Ryan Medina, an eighth grade student at Wiscasset Middle School, first took notice of bias in his community and then took steps to have it removed, according to Kyle Beeton.
Beeton is a teacher at WMS as well as the school’s Civil Rights Team advisor.
Medina noticed swastikas and “KKK” written on a pump station on Old Bath Road earlier this fall and brought it up during a meeting of the Civil Rights Team, Beeton said.
“We were talking about bias and the mission of the Civil Rights Team,” when Medina brought up the graffiti, Beeton said.
“He mentioned it and we talked about it a little bit,” and decided something needs to be done, Beeton said.
“A conclusion the kids talked about is that it needs to be painted over or somehow gotten rid of, and the next conclusion was that someone needs to contact the town, and since it was Ryan who found it, he was happy to do that,” Beeton said.

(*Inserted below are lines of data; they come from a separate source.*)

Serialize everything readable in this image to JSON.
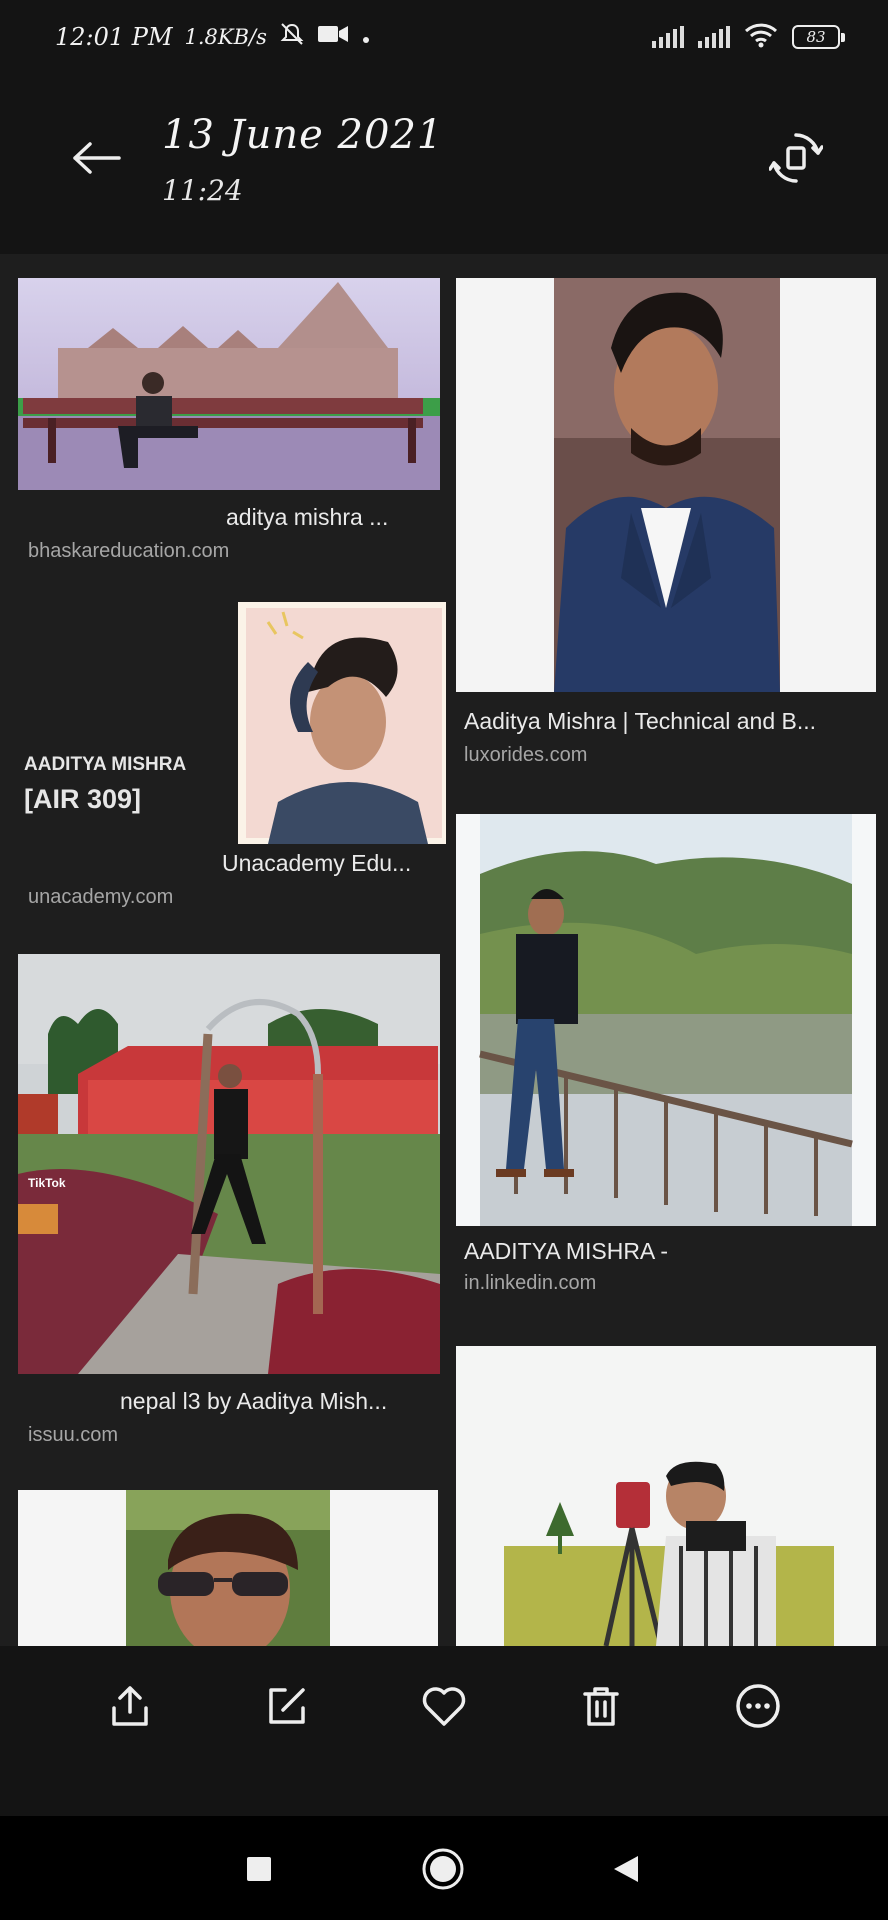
{
  "status_bar": {
    "time": "12:01 PM",
    "speed": "1.8KB/s",
    "battery": "83"
  },
  "header": {
    "date": "13 June 2021",
    "time": "11:24"
  },
  "results": [
    {
      "caption": "aditya mishra ...",
      "source": "bhaskareducation.com"
    },
    {
      "caption": "Aaditya Mishra | Technical and B...",
      "source": "luxorides.com"
    },
    {
      "caption": "Unacademy Edu...",
      "source": "unacademy.com",
      "overlay_name": "AADITYA MISHRA",
      "overlay_rank": "[AIR 309]"
    },
    {
      "caption": "AADITYA MISHRA -",
      "source": "in.linkedin.com"
    },
    {
      "caption": "nepal l3 by Aaditya Mish...",
      "source": "issuu.com",
      "watermark": "TikTok"
    }
  ],
  "toolbar": {
    "share": "share-icon",
    "edit": "edit-icon",
    "favorite": "heart-icon",
    "delete": "trash-icon",
    "more": "more-icon"
  }
}
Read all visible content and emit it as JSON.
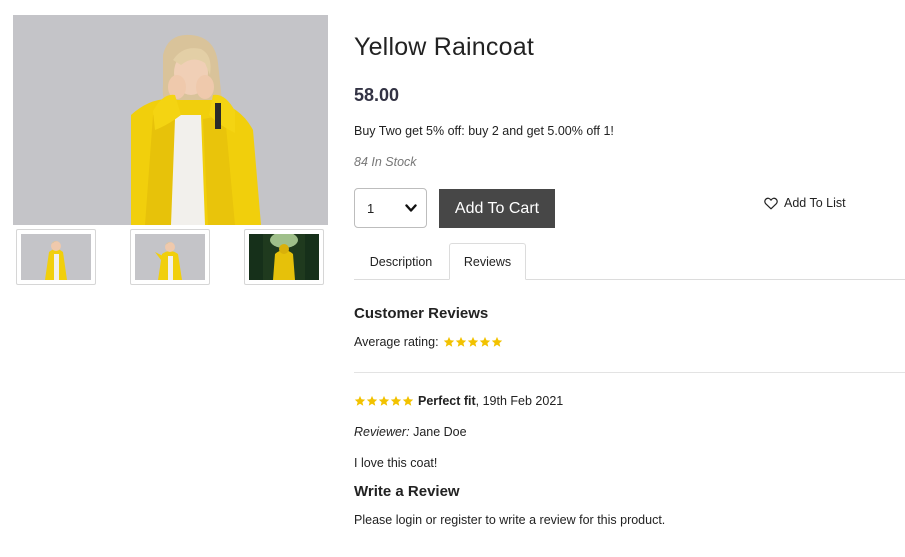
{
  "product": {
    "title": "Yellow Raincoat",
    "price": "58.00",
    "promotion": "Buy Two get 5% off: buy 2 and get 5.00% off 1!",
    "stock": "84 In Stock",
    "quantity_selected": "1",
    "add_to_cart_label": "Add To Cart",
    "add_to_list_label": "Add To List"
  },
  "gallery": {
    "thumbnails": [
      {
        "icon": "product-thumbnail-1"
      },
      {
        "icon": "product-thumbnail-2"
      },
      {
        "icon": "product-thumbnail-3"
      }
    ]
  },
  "tabs": [
    {
      "label": "Description",
      "active": false
    },
    {
      "label": "Reviews",
      "active": true
    }
  ],
  "reviews": {
    "heading": "Customer Reviews",
    "average_label": "Average rating:",
    "average_rating": 5,
    "items": [
      {
        "rating": 5,
        "title": "Perfect fit",
        "date": ", 19th Feb 2021",
        "reviewer_label": "Reviewer:",
        "reviewer_name": "Jane Doe",
        "body": "I love this coat!"
      }
    ],
    "write_heading": "Write a Review",
    "login_prefix": "Please ",
    "login_link": "login",
    "login_mid": " or ",
    "register_link": "register",
    "login_suffix": " to write a review for this product."
  },
  "colors": {
    "star": "#f2c200",
    "button_dark": "#474747",
    "coat_yellow": "#f1cf0c"
  }
}
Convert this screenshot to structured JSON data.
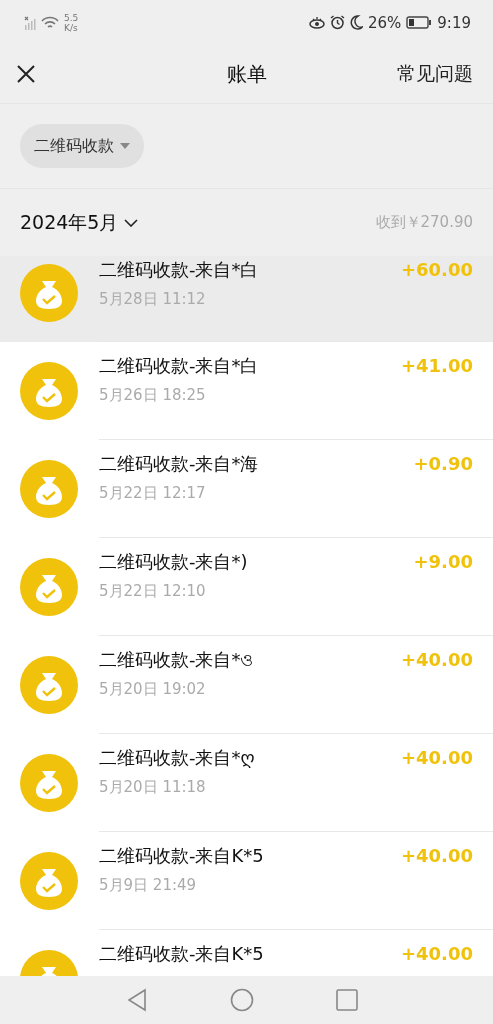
{
  "status_bar": {
    "speed_value": "5.5",
    "speed_unit": "K/s",
    "battery": "26%",
    "time": "9:19"
  },
  "header": {
    "title": "账单",
    "action": "常见问题"
  },
  "filter": {
    "label": "二维码收款"
  },
  "month": {
    "label": "2024年5月",
    "summary": "收到￥270.90"
  },
  "transactions": [
    {
      "title": "二维码收款-来自*白",
      "time": "5月28日 11:12",
      "amount": "+60.00",
      "pressed": true
    },
    {
      "title": "二维码收款-来自*白",
      "time": "5月26日 18:25",
      "amount": "+41.00",
      "pressed": false
    },
    {
      "title": "二维码收款-来自*海",
      "time": "5月22日 12:17",
      "amount": "+0.90",
      "pressed": false
    },
    {
      "title": "二维码收款-来自*)",
      "time": "5月22日 12:10",
      "amount": "+9.00",
      "pressed": false
    },
    {
      "title": "二维码收款-来自*ও",
      "time": "5月20日 19:02",
      "amount": "+40.00",
      "pressed": false
    },
    {
      "title": "二维码收款-来自*ღ",
      "time": "5月20日 11:18",
      "amount": "+40.00",
      "pressed": false
    },
    {
      "title": "二维码收款-来自K*5",
      "time": "5月9日 21:49",
      "amount": "+40.00",
      "pressed": false
    },
    {
      "title": "二维码收款-来自K*5",
      "amount": "+40.00",
      "pressed": false
    }
  ]
}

Medina “called and they said they would get on it right away, and two days later it was painted over,” Beeton said.
“It’s exactly what the Civil Rights Team is here for; mostly we’re here for the school, but when we see something in the community it’s really important that we do something,” Beeton said. “I’m also really excited in how quickly Wiscasset was able to take care of it.”
Students at WMS learn about the Holocaust in seventh grade and the Civil Rights Movement in eighth grade, Beeton said. “It’s nice that these kids… in eighth grade they already know about these events in human history where bias has led to some awful actions in the United States and also across the world.”